Thermal Impacts

The Thermal Impact of Untreated Storm Water

The thermal impact of untreated storm water to segments of the Kinnickinnic River within the City of River Falls, especially in the downtown and Glen Park areas, have been clearly documented by temperature monitoring research conducted by the local Kiap-TU-Wish Chapter of Trout Unlimited. These thermal impacts are also evident in the South Fork of the Kinnickinnic River. When summer rainfall flows over warm impervious surfaces, it absorbs heat (thermal pollution) that is discharged to the Kinnickinnic River through storm sewers, causing a rapid and marked temperature increase at the beginning (first flush) of a storm water runoff event. These rapid temperature increases (thermal spikes) in the Kinnickinnic River may be particularly harmful to macroinvertebrates (aquatic insects), which serve as a critical food source for trout. Scientific research (Galli, 1990) shows that macroinvertebrates have little ability to compensate for rapid temperature changes. Hence temperature changes of 1-2 degrees centigrade can reduce insect size and reproduction, while temperature changes of 2-3 degrees centigrade could eliminate sensitive insect species.


Storm Water Ordinance

The City’s Storm Water Ordinance targets new development, however, large quantities of runoff come from the old parts of town also. Due to this, the City of River Falls has been evaluating several storm water management options for 24 direct storm sewer discharges to the Kinnickinnic River between County Road MM and Lake George. In June 2005, the city, with consulting assistance from Bonestroo Rosene Anderlik and Associates, completed the Lake George Area Storm Water Treatment Concept Plan, which presents several alternatives for managing untreated stormwater from these 24 discharges.

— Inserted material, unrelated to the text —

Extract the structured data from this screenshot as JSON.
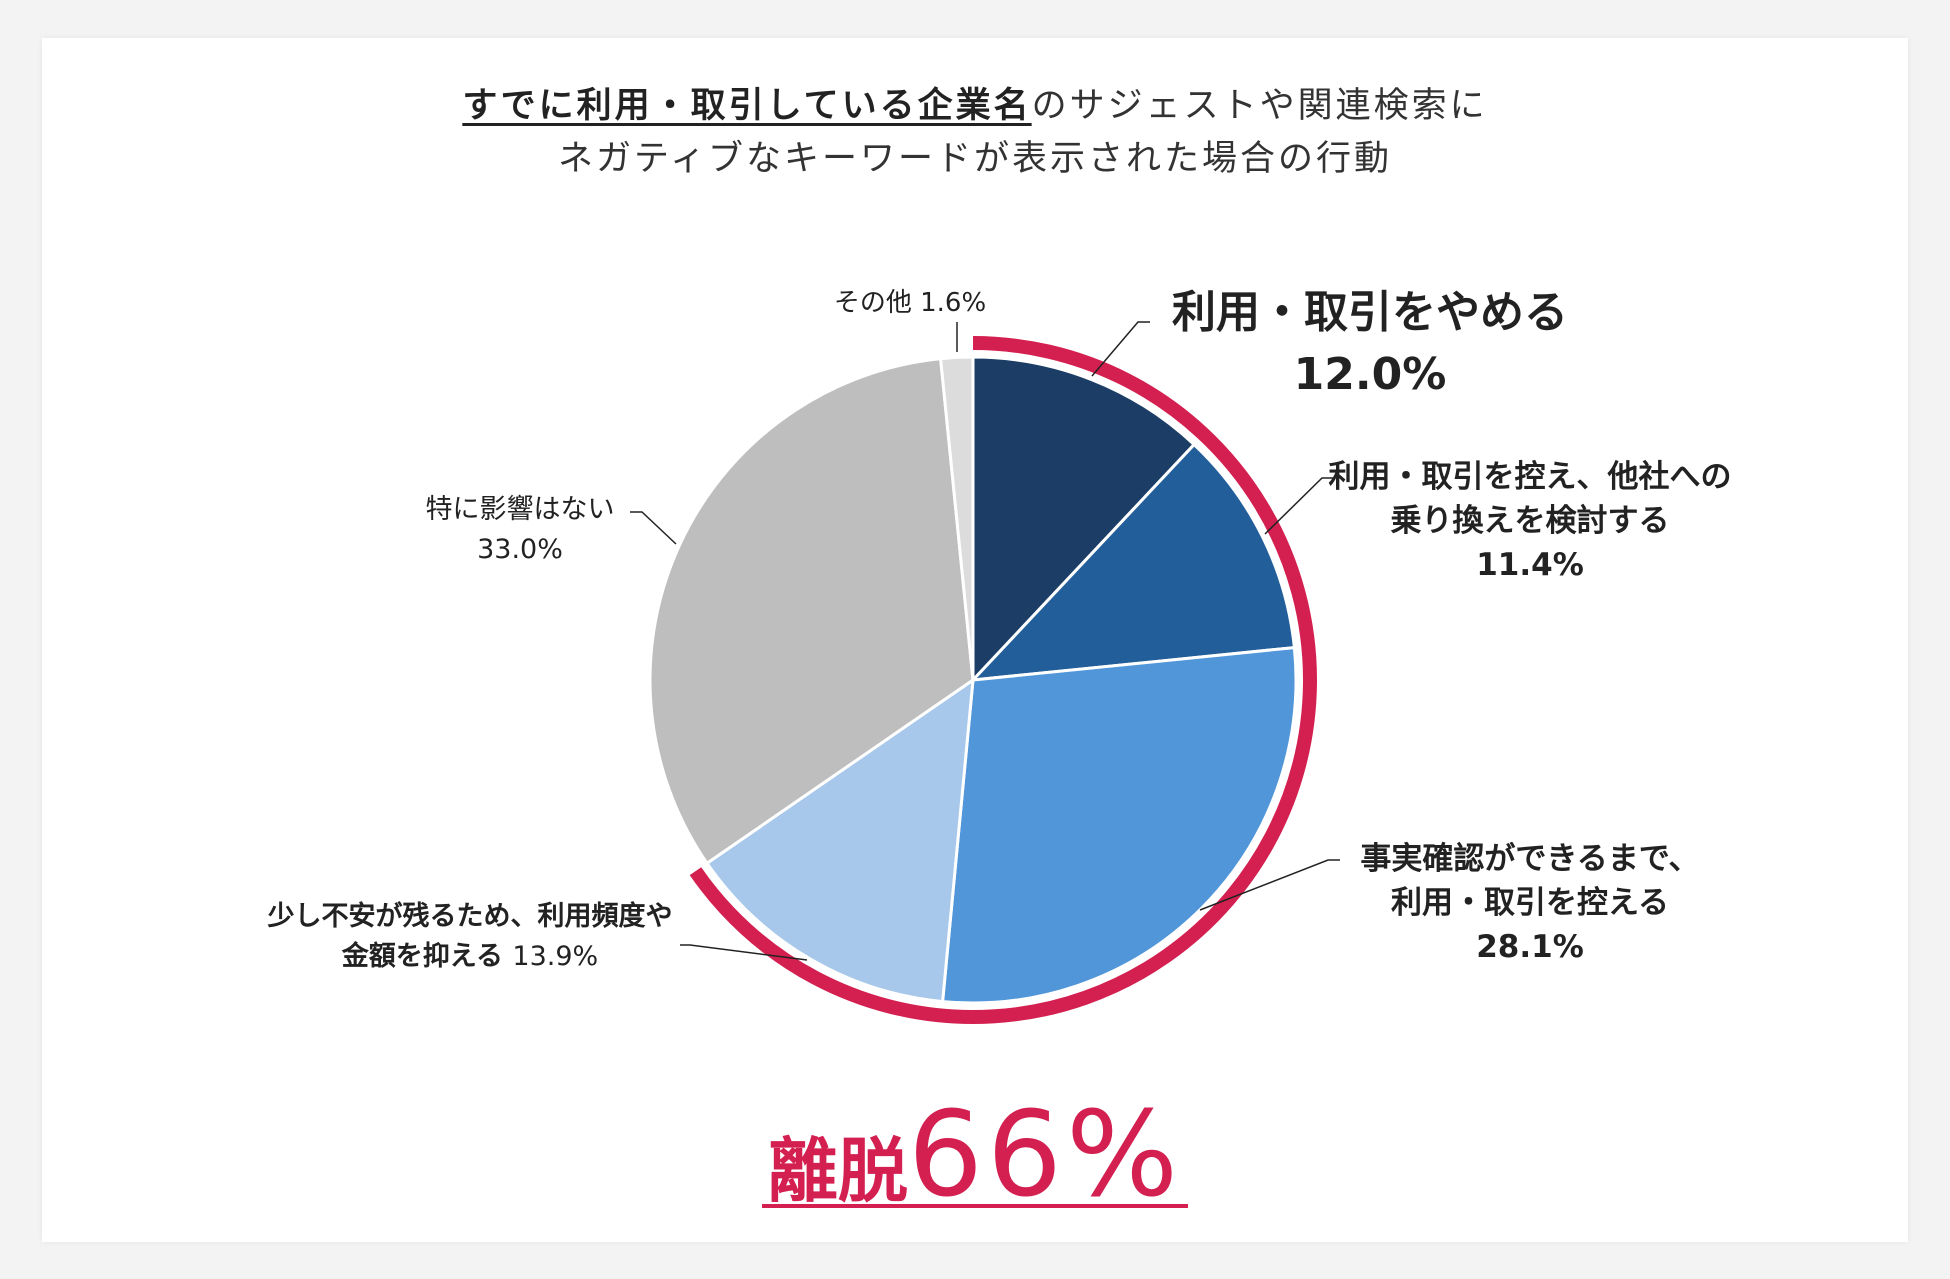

Thermal Preferences of Brown Trout for Survival & Growth

(Armour, 1994) 

Physiological Optimum: 17.0 C (12.0 - 20.0 C)
Growth Optimum: 16.4 C (7.0 - 19.0 C)
Zero Net Gain Range: 19.5 - 21.2 C
(No Growth; Survival = Mortality)
Visible Thermal Stress: 19 - 30 C


Lower Value: Avoidance, restlessness, disturbing temperature
Upper Value: Maximum survival temperature for brief periods
Upper Ultimate Incipient Lethal Temperature: 25 - 30 C
Critical Thermal Maximum: 29.8

Summary: Brown trout will begin showing stress at 19 C (66F) and will die above temperatures of 29 C (84F)

Thermal Preferences of Macroinvertebrates

(Galli, 1990)

Many aquatic insects (esp. mayflies) require a fluctuating diurnal temperature regime. Temperatures > 17 C (63F) exceed the optimum for many stoneflies, mayflies, and caddisflies.